3. She was asked what her “break” was. Once again, I think she had a reasonable response stating that there is no “break,” although she used the turn of phrase as an excuse to once again attack the journalism industry. I mean seriously, who cares? I stopped caring so long ago, I see no reason to waste my breath talking about its downfall. Grandpa died, sister. Get over it! He’s not coming back, and all your grave dancing is doing is showing how much you really do care. Well you shouldn’t. Cause it’s stupid. So let’s go out there and make something better than the old model. All hail the new flesh. Anywho, there really aren’t any breaks. It’s just life. You live it, and your career will develop. And if all you want is to write for something that is well known or to be on t.v. as a commentator, well then you should probably tear off your own head because that’s a stupid goal to aim for. Your big break could very well be the first time you have some nothing magazine say, “We’ll pay you an amazingly shit ton of money to write about something stupidly droll.” That is most often a writer’s big break.
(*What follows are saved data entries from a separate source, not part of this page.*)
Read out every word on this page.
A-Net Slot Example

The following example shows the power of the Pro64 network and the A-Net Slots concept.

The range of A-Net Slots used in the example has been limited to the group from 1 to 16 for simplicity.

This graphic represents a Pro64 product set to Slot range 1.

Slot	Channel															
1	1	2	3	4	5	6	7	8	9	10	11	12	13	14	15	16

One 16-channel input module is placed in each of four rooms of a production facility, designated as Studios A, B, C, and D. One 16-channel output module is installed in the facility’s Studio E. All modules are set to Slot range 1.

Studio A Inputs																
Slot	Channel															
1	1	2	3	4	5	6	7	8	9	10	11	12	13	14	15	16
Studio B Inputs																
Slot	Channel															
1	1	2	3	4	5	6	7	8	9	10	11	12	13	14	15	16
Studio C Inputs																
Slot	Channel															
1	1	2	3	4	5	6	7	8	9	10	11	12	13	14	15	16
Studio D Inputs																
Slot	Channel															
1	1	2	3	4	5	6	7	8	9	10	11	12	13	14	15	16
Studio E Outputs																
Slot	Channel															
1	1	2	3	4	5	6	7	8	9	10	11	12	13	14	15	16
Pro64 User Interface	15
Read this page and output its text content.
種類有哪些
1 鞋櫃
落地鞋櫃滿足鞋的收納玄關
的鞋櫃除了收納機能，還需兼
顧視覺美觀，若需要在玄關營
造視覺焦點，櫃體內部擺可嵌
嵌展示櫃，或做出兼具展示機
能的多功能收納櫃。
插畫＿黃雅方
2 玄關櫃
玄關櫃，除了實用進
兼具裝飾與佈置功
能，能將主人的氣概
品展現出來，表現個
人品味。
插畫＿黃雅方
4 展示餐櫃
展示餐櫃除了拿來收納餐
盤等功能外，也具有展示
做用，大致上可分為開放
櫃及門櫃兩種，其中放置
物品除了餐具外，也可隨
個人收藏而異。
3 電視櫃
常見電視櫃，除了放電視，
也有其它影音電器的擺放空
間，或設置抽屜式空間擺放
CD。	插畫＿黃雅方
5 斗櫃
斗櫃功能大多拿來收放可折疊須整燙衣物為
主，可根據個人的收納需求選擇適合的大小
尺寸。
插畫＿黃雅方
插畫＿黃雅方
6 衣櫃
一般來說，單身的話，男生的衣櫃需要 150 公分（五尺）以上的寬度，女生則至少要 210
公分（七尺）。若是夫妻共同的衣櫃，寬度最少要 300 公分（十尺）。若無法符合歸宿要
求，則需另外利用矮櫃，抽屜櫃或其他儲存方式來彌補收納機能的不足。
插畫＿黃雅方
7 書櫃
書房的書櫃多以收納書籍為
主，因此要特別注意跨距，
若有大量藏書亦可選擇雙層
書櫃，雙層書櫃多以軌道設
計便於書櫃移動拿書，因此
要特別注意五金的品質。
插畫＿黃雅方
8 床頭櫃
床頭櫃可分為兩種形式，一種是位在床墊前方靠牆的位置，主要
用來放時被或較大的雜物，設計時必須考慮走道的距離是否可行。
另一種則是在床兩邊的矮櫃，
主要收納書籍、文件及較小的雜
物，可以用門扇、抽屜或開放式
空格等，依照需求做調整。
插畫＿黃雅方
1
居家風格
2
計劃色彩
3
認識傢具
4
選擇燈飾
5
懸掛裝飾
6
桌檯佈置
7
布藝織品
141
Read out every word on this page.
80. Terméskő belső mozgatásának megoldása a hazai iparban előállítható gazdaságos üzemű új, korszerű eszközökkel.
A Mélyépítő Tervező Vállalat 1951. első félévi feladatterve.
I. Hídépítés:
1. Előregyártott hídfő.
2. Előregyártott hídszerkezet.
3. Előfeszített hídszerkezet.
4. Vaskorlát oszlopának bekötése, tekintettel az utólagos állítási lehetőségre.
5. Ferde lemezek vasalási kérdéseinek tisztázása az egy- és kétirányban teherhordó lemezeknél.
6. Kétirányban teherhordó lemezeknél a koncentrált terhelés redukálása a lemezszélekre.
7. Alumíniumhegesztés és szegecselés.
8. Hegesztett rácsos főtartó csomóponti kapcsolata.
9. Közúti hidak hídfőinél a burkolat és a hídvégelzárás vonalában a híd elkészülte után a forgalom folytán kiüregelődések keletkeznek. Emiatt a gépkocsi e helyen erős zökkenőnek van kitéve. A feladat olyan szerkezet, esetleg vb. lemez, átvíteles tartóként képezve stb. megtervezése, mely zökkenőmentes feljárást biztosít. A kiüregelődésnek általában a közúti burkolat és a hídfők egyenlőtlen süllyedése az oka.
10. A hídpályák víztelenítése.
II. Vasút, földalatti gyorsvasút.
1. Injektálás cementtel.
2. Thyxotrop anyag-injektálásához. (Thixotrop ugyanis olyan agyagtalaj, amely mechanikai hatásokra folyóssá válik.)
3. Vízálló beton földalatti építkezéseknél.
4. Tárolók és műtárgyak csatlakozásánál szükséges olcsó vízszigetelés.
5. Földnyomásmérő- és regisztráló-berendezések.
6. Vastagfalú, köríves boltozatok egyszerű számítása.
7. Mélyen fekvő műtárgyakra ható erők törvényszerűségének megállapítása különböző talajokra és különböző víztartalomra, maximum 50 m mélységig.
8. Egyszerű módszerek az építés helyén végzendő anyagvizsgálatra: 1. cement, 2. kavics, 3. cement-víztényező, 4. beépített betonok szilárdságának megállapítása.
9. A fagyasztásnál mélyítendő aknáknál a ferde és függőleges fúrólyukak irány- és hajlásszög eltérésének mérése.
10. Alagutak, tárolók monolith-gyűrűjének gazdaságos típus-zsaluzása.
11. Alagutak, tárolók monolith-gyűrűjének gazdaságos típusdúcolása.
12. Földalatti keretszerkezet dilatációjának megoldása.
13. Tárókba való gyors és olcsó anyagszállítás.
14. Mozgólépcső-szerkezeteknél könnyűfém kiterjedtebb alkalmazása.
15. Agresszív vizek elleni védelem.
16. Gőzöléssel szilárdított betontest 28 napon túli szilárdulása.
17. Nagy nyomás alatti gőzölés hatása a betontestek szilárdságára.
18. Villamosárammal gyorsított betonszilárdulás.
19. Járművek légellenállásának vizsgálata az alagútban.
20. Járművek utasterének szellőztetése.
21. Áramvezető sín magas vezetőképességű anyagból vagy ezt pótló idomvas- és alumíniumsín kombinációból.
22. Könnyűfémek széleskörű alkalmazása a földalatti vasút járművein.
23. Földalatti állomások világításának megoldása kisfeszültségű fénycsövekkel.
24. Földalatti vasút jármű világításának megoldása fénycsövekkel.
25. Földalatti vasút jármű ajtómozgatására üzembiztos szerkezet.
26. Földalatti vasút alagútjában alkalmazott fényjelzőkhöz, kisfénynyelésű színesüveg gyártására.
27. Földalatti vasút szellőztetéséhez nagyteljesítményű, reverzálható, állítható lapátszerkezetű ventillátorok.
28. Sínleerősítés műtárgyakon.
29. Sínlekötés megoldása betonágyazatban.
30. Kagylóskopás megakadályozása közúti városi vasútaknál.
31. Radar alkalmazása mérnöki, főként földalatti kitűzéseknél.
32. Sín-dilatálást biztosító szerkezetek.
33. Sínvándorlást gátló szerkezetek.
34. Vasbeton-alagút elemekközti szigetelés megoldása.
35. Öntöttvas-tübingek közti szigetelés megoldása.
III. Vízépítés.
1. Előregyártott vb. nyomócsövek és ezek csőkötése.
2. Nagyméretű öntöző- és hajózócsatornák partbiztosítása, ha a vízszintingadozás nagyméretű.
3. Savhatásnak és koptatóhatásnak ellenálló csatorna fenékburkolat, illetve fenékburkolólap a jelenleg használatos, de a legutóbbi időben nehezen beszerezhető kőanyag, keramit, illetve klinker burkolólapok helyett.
4. She was asked for advice from someone who has years of experience writing for small magazines. Her response is fine. No issues here. I especially agree with the part about not giving advice to wanna-be writers because, at best, they are just possible competition. Because they are. And that scares me. Luckily I got something they don’t. An understanding that it isn’t about finding that great topic. Life doesn’t happen in the maginificent. It is found in the everyday. And if you can make tying your shoes sound like the virgin birth, than you got a career. It’s all about style and voice. Know yours and you rule the writing world. It’s just so hard to develop because you’ve been taught all your life what “good” writing is and you’ve read “good” writers, so you have all these preconceived notions. Fuck that. Discover the way you enjoy writing, don’t fall into cliche (even cliche that is considered good cliche. You want to know what good cliche is? It’s writing that sounds interesting and artistic, but is really just derivative crap. Like starting a story about the Iraq War with a lead that talks about a little Iraqi girl washing her hands in a crater created by an artillery shell. Has someone written this? Fuck if I know. But it’s stupid. Because even if it is real, I don’t care. I don’t know who this little girl is. You’re just appealing to the standard notions we’ve assigned to little girls and war, and we see this juxtaposition and our hearts sink because they’ve been trained to do so. This little girl could have eaten someone’s face. We don’t know. Stop playing with our hearts.) A better way to start such a story? Talk about the moon. Or mustard. Or something you overheard on the bus. It’s more interesting for me because you’re not using some tired cliche. But really. Just write about what you know and write it in a way that feels honest to you. It’s harder than you think, but once you get there, it’s pretty easy.

End rant.

(Note: I don’t give a shit if I have improper punctuation or misspellings in these posts. I don’t have time to proofread. Just deal.)